Jeremy Duda//February 25, 2013
Democrat Felecia Rotellini, who narrowly lost the attorney general’s race in 2010, is coming back for another run at the job, setting up a potential rematch with Tom Horne.
Rotellini filed a campaign committee to run for attorney general in 2014 Monday. In 2010, she lost by 3.8 percentage points to Horne, making her the most successful statewide Democratic candidate in a banner Republican year that saw every other statewide Democrat lose by double digits.
“I want to make Arizona safer for families, children and law-abiding businesses,” Rotellini said in a written statement. “We need new direction in the Attorney General’s Office – a top law enforcement officer committed to rising above partisan politics. We need an attorney general to fight criminals whether they carry a gun or a pen, human smugglers and traffickers, those who don’t play by the rules and scammers who defraud our seniors.”
Rotellini kicked off her campaign with the backing of a big-name supporter – former U.S. Surgeon General Richard Carmona, who was the Democratic nominee for Arizona’s open U.S. Senate seat in 2012. Carmona is serving as Rotellini’s campaign chairman.
“In 2010, Felecia won more votes than any Democrat on the ballot. Her no-nonsense message and prosecutor’s bona fides mark her as the real deal – an attorney general who will go after criminals with the integrity Arizona voters expect from the state’s top prosecutor,” Carmona said in Rotellini’s press release.
Circumstances may be a lot more favorable next year for Rotellini, a former state prosecutor and former superintendent of the Arizona Department of Financial Institutions.
The political climate in 2014 is unlikely to be as bad for Democrats as it was in 2010, which was arguably the best Republican year in a generation. And Horne, who is running for re-election, is facing serious allegations of campaign finance violations, an inappropriate relationship with a subordinate and general dysfunction in his office.
Horne is facing civil charges for allegations that he illegally coordinated with an independent expenditure committee that ran $500,000 in ads against Rotellini. He is also facing a lawsuit from an employee who claims Horne retaliated against her for political reasons, as well as a traffic charge for allegedly leaving the scene after backing into a car in a parking garage.

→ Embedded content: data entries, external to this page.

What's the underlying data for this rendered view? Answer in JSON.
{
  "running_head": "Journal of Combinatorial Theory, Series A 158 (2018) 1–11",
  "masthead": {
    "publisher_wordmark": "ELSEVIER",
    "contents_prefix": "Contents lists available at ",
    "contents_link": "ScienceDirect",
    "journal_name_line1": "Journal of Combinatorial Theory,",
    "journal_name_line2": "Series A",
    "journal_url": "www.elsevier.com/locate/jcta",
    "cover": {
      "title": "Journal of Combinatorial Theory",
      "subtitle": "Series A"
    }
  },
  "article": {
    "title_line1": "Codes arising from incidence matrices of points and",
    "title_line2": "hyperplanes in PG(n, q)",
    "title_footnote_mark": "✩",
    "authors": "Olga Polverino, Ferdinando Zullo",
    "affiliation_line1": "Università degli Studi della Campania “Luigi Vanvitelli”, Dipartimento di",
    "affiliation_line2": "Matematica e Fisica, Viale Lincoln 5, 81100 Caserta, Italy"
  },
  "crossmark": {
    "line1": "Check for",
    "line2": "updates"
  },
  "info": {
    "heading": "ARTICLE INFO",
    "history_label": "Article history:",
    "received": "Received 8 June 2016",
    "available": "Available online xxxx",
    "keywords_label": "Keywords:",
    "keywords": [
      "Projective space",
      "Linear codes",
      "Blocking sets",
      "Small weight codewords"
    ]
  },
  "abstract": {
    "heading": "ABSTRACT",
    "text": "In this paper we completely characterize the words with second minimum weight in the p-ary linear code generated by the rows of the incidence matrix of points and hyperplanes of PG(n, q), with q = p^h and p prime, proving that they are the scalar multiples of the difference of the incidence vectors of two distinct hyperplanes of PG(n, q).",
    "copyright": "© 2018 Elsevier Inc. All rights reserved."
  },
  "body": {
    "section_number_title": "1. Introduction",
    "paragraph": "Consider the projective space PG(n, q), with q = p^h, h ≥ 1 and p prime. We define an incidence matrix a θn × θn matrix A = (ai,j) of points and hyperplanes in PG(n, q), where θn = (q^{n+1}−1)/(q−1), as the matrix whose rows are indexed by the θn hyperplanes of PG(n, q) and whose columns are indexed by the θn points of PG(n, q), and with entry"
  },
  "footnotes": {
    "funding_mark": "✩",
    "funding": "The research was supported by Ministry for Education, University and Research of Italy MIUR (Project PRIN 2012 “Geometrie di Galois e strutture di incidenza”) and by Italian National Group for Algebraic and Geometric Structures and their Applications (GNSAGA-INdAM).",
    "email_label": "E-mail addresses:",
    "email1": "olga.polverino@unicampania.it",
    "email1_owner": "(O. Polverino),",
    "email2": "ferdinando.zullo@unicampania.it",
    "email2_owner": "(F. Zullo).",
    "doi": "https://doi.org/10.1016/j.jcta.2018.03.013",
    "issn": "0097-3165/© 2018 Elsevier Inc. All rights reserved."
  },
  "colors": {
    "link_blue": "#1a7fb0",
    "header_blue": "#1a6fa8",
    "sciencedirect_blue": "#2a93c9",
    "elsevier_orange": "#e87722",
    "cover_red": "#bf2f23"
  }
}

Rotellini said she is running to restore focus and dignity to the Attorney General’s Office.
“The attorney general should be an independent watchdog, not a career politician that promotes himself or is accused of violating laws he is supposed to enforce. The circus act has to stop. We must restore integrity back into the Attorney General’s Office,” Rotellini said in the written statement.
It is unknown whether Horne will face a challenge in the Republican primary next year. And if he is, Rotellini may have a tough Democratic primary on her hands.
Former Attorney General Terry Goddard, Rotellini’s old boss during her days as a prosecutor, is considering a run for his old job. Goddard, the Democratic nominee for governor in 2010, said he doesn’t have a timeline for when he will decide whether to run, but said Rotellini’s decision to file so early won’t rush him into a decision.